Das Omega Kaliber 321: neu aufgelegt, aber ganz nah am Original

Ganz nah dran am Original

Das Omega Kaliber 321 ist bei Sammlern heiß begehrt. Kein Wunder. war es doch vor gut 50 Jahren als Herz der Speedmaster an den Mondmissionen beteiligt. Omega hat das Kaliber nun neu aufgelegt – und bleibt doch ganz nah am Original.

Kaum ein zweites Uhrwerk lässt die Herzen von Uhrenliebhabern und -sammlern so hoch schlagen wie das Omega Kaliber 321. Es war als Herz der Omega Speedmaster an allen Mondmissionen beteiligt. Allerdings sind seit der letzten Baureihe gut 50 Jahre ins Land gegangen – und genau darum haucht Omega dieser Legende nun neues Leben ein.

1957 wurde das originale Kaliber 321 erstmals in der Omega Speedmaster verwendet. Auch in Uhren der Seamaster-Kollektion kam es bereits zum Einsatz. Zentrales Element ist das Monoblock-Säulenrad, welches aus einem Stück gefertigt wird. Die sehr sorgfältige Konstruktion und Fertigung, die für ein solches Säulenradkaliber unerlässlich sind, machen es bei Uhrensammlern so beliebt.

Omega Speedmaster war die erste Uhr auf dem Mond

Die Geschichte der modernen Raumfahrt und das Omega Kaliber 321 sind nicht voneinander zu trennen. Das Uhrwerk fand seinen Platz in einer Vielzahl von Modellen, darunter die Speedmaster ST 105.003. Die NASA zertifizierte dieses Modell für alle bemannten Raumfahrten und es wurde vom Astronauten Ed White auf dem ersten amerikanischen Weltraumspaziergang getragen. Die Speedmaster ST 105.012 war dann die erste auf dem Mond getragene Uhr.

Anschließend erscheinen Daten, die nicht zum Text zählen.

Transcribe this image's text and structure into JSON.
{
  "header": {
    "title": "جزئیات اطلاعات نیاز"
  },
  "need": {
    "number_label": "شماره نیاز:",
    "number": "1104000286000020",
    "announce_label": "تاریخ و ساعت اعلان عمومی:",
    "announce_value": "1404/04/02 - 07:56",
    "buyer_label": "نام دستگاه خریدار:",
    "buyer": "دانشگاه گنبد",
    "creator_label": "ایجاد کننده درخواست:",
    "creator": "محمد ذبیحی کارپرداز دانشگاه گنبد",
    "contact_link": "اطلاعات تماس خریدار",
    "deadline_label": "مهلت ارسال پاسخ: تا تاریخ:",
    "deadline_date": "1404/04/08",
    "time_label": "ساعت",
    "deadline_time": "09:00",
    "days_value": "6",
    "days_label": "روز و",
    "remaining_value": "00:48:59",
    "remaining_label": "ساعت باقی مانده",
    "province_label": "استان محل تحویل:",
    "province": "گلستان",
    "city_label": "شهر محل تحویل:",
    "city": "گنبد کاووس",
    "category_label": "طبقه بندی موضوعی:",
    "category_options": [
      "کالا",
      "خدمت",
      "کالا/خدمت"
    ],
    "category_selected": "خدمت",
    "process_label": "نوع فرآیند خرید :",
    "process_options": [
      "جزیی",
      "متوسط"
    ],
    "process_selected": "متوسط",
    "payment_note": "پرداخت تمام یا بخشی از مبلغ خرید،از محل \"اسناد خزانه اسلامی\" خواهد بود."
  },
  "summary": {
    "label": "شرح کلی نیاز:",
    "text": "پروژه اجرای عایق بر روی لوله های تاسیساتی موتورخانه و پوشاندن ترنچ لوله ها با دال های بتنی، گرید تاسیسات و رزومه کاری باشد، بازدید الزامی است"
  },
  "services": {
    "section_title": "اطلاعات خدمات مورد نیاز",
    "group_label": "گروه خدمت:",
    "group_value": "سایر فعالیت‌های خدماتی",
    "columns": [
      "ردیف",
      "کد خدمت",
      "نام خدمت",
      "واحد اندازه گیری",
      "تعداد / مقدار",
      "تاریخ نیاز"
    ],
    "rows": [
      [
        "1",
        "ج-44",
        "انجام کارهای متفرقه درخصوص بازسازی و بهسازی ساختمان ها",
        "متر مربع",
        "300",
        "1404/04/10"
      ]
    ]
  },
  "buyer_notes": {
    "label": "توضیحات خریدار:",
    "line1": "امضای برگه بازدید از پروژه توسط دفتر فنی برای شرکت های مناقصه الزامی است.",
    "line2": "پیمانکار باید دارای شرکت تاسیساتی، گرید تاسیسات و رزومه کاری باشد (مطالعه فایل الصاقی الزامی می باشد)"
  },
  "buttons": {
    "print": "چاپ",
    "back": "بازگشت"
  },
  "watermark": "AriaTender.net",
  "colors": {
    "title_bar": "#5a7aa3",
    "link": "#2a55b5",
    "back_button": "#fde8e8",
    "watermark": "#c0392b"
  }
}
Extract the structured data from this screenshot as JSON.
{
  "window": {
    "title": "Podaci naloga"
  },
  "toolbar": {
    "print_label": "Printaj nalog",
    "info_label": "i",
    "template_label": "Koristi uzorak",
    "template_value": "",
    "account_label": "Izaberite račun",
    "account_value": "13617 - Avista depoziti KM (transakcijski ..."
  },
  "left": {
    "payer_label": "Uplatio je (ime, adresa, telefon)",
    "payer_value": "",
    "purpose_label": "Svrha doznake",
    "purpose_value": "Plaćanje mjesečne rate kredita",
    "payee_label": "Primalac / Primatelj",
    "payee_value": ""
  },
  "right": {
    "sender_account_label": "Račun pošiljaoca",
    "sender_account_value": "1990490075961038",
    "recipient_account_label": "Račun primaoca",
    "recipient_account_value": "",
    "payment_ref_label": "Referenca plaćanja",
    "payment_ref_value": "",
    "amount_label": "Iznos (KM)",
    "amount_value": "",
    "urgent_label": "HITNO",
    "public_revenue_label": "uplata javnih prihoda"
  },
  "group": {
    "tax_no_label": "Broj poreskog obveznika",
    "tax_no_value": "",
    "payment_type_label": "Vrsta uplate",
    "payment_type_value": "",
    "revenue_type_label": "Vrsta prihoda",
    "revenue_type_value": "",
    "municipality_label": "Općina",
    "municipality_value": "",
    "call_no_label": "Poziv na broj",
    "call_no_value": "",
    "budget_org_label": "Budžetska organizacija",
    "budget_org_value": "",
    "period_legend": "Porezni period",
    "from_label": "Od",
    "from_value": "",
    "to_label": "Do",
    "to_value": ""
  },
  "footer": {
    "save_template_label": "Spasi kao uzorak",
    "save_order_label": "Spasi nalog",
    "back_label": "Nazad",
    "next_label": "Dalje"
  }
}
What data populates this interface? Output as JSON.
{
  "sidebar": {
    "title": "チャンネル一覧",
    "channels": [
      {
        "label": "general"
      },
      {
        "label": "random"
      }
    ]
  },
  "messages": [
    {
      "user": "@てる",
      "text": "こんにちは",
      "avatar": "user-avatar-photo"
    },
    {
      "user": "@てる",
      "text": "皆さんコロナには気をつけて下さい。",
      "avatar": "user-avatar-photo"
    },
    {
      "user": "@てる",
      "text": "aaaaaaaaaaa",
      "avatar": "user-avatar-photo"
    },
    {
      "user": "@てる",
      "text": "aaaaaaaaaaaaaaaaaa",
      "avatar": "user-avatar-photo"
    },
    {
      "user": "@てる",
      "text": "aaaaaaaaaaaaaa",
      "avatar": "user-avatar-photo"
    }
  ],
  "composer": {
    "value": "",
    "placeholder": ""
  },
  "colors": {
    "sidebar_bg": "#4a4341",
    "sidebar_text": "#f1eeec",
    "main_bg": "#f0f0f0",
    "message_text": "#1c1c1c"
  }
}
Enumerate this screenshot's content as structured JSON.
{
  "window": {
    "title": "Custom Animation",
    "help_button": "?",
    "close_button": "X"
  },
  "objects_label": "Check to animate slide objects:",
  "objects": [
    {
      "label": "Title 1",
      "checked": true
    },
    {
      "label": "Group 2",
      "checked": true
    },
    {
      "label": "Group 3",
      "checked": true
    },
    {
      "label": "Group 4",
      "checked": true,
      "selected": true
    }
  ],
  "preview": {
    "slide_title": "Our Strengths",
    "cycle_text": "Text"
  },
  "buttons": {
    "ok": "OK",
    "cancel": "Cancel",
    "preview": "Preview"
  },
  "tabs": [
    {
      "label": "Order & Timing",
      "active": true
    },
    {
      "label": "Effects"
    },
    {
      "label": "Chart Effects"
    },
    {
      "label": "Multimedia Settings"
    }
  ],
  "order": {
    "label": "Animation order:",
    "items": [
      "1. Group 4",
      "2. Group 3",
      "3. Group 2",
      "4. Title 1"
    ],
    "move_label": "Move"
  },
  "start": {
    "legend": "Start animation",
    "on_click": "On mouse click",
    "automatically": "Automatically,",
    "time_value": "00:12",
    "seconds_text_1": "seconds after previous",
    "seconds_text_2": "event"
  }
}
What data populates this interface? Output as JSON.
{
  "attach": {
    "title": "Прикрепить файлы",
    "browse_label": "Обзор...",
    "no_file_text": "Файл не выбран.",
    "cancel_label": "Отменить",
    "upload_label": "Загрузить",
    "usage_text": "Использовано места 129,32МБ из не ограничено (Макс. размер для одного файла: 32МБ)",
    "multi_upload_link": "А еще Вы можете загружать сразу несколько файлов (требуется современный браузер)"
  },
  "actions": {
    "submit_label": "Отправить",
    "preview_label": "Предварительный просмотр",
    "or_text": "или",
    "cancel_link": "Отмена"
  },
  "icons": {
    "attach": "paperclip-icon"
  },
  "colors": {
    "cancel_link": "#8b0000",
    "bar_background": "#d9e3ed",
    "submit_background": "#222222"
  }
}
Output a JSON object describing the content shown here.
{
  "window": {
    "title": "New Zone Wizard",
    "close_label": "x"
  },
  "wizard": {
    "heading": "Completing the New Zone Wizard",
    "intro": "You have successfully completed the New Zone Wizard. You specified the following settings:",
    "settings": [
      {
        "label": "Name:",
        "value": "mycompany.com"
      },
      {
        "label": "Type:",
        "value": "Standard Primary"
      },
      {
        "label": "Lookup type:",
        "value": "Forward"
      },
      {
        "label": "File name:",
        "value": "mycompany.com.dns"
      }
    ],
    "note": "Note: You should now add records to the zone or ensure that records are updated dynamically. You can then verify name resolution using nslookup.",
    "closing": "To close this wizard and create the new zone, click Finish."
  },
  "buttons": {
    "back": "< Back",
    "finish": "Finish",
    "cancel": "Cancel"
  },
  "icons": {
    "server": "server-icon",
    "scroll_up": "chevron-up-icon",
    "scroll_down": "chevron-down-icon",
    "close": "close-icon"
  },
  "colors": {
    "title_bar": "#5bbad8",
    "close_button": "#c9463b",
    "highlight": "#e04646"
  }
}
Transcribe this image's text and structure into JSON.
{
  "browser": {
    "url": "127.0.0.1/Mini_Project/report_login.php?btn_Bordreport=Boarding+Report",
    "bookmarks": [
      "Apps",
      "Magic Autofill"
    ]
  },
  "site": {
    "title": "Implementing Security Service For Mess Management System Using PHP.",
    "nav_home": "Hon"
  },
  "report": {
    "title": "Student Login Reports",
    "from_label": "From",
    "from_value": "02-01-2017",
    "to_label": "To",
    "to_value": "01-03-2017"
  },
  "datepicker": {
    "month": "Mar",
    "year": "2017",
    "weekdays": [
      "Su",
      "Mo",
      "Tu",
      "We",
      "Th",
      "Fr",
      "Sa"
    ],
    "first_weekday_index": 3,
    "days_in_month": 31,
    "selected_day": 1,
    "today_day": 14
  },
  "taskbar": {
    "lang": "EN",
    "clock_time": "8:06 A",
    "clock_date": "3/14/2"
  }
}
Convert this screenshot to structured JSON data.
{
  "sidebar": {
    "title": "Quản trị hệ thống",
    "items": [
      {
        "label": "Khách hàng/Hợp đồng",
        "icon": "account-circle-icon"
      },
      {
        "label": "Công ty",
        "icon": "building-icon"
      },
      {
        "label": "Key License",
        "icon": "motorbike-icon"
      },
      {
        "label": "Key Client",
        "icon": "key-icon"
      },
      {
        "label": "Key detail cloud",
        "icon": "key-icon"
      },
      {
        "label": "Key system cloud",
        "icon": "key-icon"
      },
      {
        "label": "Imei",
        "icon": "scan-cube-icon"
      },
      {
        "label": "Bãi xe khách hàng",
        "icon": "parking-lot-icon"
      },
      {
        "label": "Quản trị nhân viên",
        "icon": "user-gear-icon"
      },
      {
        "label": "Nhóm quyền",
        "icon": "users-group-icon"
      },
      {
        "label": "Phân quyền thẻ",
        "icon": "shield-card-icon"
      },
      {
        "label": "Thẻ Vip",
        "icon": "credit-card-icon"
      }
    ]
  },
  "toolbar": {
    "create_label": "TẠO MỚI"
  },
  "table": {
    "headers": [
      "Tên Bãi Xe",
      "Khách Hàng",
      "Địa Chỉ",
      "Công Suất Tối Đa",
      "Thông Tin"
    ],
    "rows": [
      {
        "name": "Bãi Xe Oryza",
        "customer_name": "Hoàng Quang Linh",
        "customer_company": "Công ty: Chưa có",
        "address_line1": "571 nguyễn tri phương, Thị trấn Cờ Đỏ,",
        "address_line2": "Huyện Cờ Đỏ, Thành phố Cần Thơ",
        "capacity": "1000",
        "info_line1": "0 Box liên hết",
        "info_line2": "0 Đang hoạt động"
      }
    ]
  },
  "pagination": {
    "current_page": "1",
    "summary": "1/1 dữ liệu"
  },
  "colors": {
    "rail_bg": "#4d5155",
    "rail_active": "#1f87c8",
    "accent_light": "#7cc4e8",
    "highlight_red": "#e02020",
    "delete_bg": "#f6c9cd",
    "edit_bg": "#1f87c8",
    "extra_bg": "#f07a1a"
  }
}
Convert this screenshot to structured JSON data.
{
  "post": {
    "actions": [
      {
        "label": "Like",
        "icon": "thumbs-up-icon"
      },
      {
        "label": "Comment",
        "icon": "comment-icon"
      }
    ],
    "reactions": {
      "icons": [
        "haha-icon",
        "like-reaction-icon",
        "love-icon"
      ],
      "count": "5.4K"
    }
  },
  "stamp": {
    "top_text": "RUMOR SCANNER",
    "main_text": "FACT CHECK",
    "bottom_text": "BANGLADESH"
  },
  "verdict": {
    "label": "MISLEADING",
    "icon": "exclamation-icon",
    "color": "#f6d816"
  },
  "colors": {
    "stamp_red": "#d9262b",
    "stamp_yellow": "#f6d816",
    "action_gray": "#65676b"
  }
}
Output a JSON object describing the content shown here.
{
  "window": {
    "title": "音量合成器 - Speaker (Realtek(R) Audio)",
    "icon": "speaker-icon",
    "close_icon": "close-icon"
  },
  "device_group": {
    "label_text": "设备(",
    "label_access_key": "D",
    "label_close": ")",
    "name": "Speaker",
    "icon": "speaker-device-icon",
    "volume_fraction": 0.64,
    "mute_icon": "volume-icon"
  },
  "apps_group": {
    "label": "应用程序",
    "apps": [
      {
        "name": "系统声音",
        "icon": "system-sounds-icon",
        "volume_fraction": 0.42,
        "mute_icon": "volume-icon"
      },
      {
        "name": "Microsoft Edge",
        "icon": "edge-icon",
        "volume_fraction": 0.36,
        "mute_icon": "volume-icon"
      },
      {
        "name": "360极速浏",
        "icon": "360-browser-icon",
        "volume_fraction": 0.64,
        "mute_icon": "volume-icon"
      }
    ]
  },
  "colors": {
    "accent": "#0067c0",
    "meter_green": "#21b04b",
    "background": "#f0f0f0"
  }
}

Bei einer solch einmaligen Historie bedurfte es bei der Wiedereinführung dieses Uhrwerks äußerster Genauigkeit. Für das Projekt Kaliber 321 setzte Omega ein engagiertes Expertenteam ein, das über zwei Jahre effizient und unter absoluter Geheimhaltung arbeitete.

Raynald Aeschlimann, Präsident und CEO von Omega: „Es ist erstaunlich, dass so viele Menschen das Kaliber 321 lieben. Wir haben das letzte Modell im Jahr 1968 produziert und die Fans haben nie aufgehört, darüber zu reden. Das zeigt, wie besonders es ist. Wir sind sehr aufgeregt, endlich ihren Wünschen nachzukommen und haben große Anstrengungen unternommen, um das Werk zurückzubringen.“

„Alaska 11“ war der Codename für das Projekt

Bei so exklusiven Details musste das Team sogar unter einem Codenamen arbeiten. Es entschied sich für „Alaska 11“ – in Anlehnung an die Namen, die Omega in den 1960er- und 70er-Jahren für seine geheimen Speedmaster-Designs für die NASA verwendete.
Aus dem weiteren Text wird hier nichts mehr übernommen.